Tak lupa, sikap para penguasa negeri kaum muslimin yang akhirnya mengikuti solusi dan skema politik yang ditetapkan oleh Barat sejatinya semakin memperparah kondisi Suriah. Alih-alih menyelesaikan masalah, justru sikap hipokrit mereka yang di satu sisi memberi bantuan kemanusiaan kepada korban konflik, tapi di sisi yang lain mereka jugalah yang ikut berperan dalam menggempur dan memborbardir berbagai wilayah di Suriah akhirnya membuat semakin banyak nyawa kaum Muslimin berjatuhan.
Maka, berbagai narasi yang mengatakan bahwa Suriah yang kini porak-poranda karena konflik itu disebabkan oleh adanya politisasi agama, aksi mengkritik pemerintah, radikalisme dan ekstremisme, hingga karena ada yang menyuarakan penegakan syariah dan khilafah, tentu merupakan argumen yang berdasar pada asumsi belaka, karena bukan hal tersebut yang menyebabkan konflik di Suriah itu pecah. Apa yang terjadi di Suriah sebetulnya merupakan manifestasi dari salah satu konsep dalam ilmu sosiologi dan politik, yaitu bahwa ketidakberhasilan pemerintah dalam mengurus rakyatnya akan mampu menimbulkan kerusuhan dan kekacauan di level rakyat itu sendiri. Wallahu a’lam. []
Sumber:
Agus Herlambang. Mengurai Benang Kusut Konflik Suriah. Jurnal Transborders vol. 1.
Hafidz Abdurrahman. Kembalinya Suriah, Bumi Khilafah yang Hilang. Bogor: Al Azhar Press.
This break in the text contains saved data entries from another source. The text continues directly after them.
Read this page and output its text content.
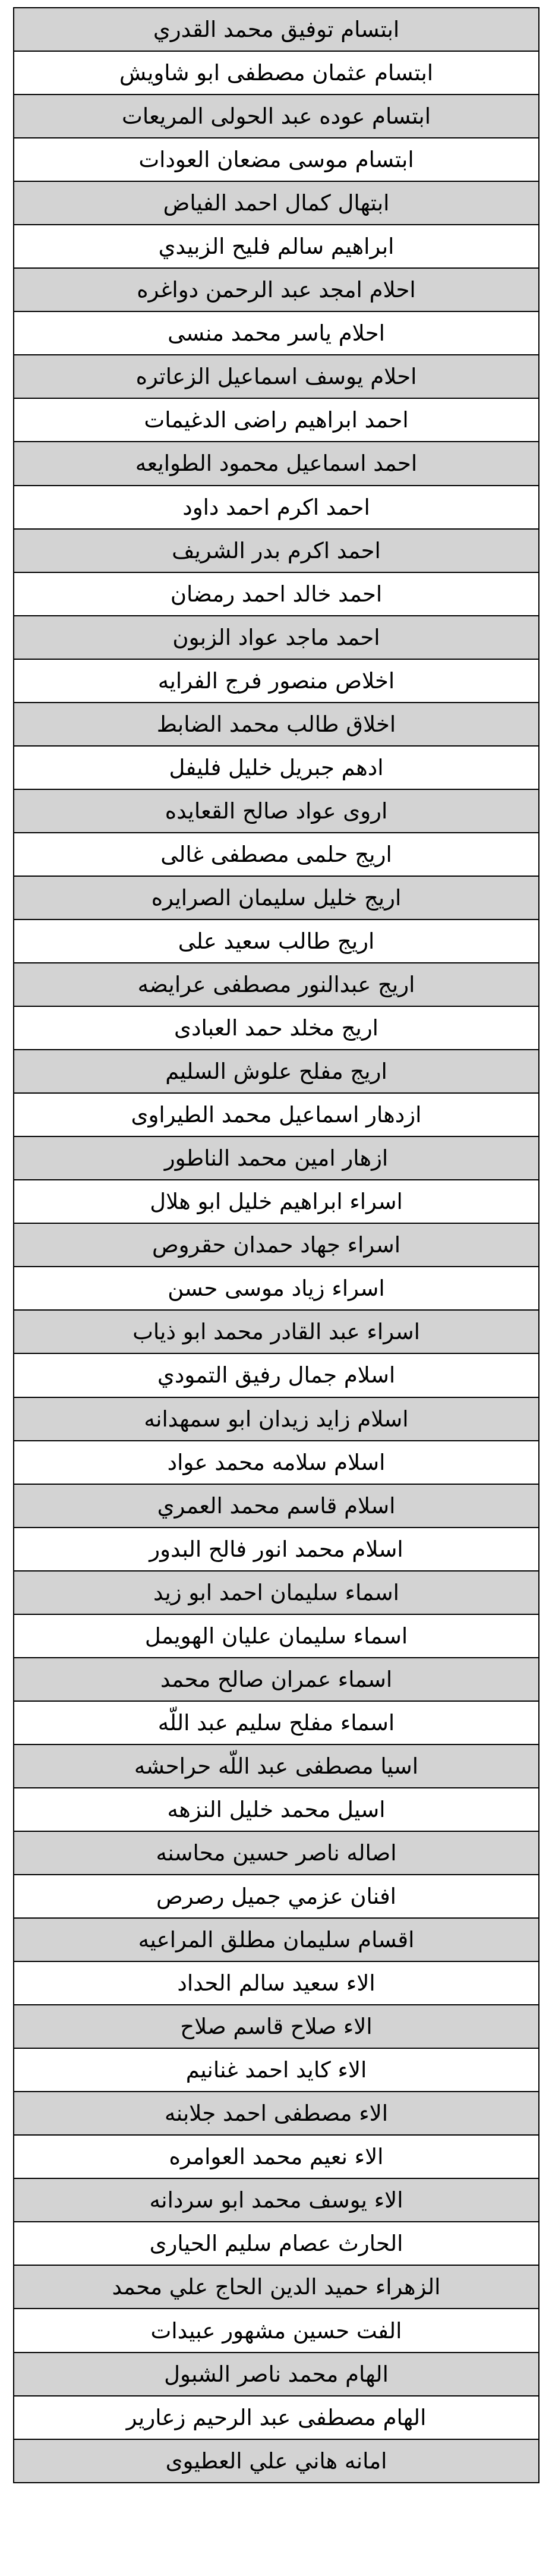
ابتسام توفيق محمد القدري
ابتسام عثمان مصطفى ابو شاويش
ابتسام عوده عبد الحولى المريعات
ابتسام موسى مضعان العودات
ابتهال كمال احمد الفياض
ابراهيم سالم فليح الزبيدي
احلام امجد عبد الرحمن دواغره
احلام ياسر محمد منسى
احلام يوسف اسماعيل الزعاتره
احمد ابراهيم راضى الدغيمات
احمد اسماعيل محمود الطوايعه
احمد اكرم احمد داود
احمد اكرم بدر الشريف
احمد خالد احمد رمضان
احمد ماجد عواد الزبون
اخلاص منصور فرج الفرايه
اخلاق طالب محمد الضابط
ادهم جبريل خليل فليفل
اروى عواد صالح القعايده
اريج حلمى مصطفى غالى
اريج خليل سليمان الصرايره
اريج طالب سعيد على
اريج عبدالنور مصطفى عرايضه
اريج مخلد حمد العبادى
اريج مفلح علوش السليم
ازدهار اسماعيل محمد الطيراوى
ازهار امين محمد الناطور
اسراء ابراهيم خليل ابو هلال
اسراء جهاد حمدان حقروص
اسراء زياد موسى حسن
اسراء عبد القادر محمد ابو ذياب
اسلام جمال رفيق التمودي
اسلام زايد زيدان ابو سمهدانه
اسلام سلامه محمد عواد
اسلام قاسم محمد العمري
اسلام محمد انور فالح البدور
اسماء سليمان احمد ابو زيد
اسماء سليمان عليان الهويمل
اسماء عمران صالح محمد
اسماء مفلح سليم عبد اللّه
اسيا مصطفى عبد اللّه حراحشه
اسيل محمد خليل النزهه
اصاله ناصر حسين محاسنه
افنان عزمي جميل رصرص
اقسام سليمان مطلق المراعيه
الاء سعيد سالم الحداد
الاء صلاح قاسم صلاح
الاء كايد احمد غنانيم
الاء مصطفى احمد جلابنه
الاء نعيم محمد العوامره
الاء يوسف محمد ابو سردانه
الحارث عصام سليم الحيارى
الزهراء حميد الدين الحاج علي محمد
الفت حسين مشهور عبيدات
الهام محمد ناصر الشبول
الهام مصطفى عبد الرحيم زعارير
امانه هاني علي العطيوى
Jurnal Islam Al-Wa’ie edisi Januari 2019 “Men-Suriah-kan Indonesia?”. Jakarta: Pusat Studi Politik dan Dakwah Islam.
Muhammad Fakhry Ghafur, dkk. Problematika Kekuatan Politik Islam di Yaman, Suriah, dan Aljazair. Bandung: Pustaka Jaya.
Muhammad Shalih al-Munajjid. Karomah Negeri Syam: Menyingkap Keistimewaan Negeri Syam dan Penduduknya. Sukoharjo: Penerbit Zamzam.
Raymond Hinnebusch. Syria: Revolution from Above. New York: Routledge.
Reese Erlich. Inside Syria: The Backstory of Their Civil War and What the World Can Expect. New York: Prometheus Books.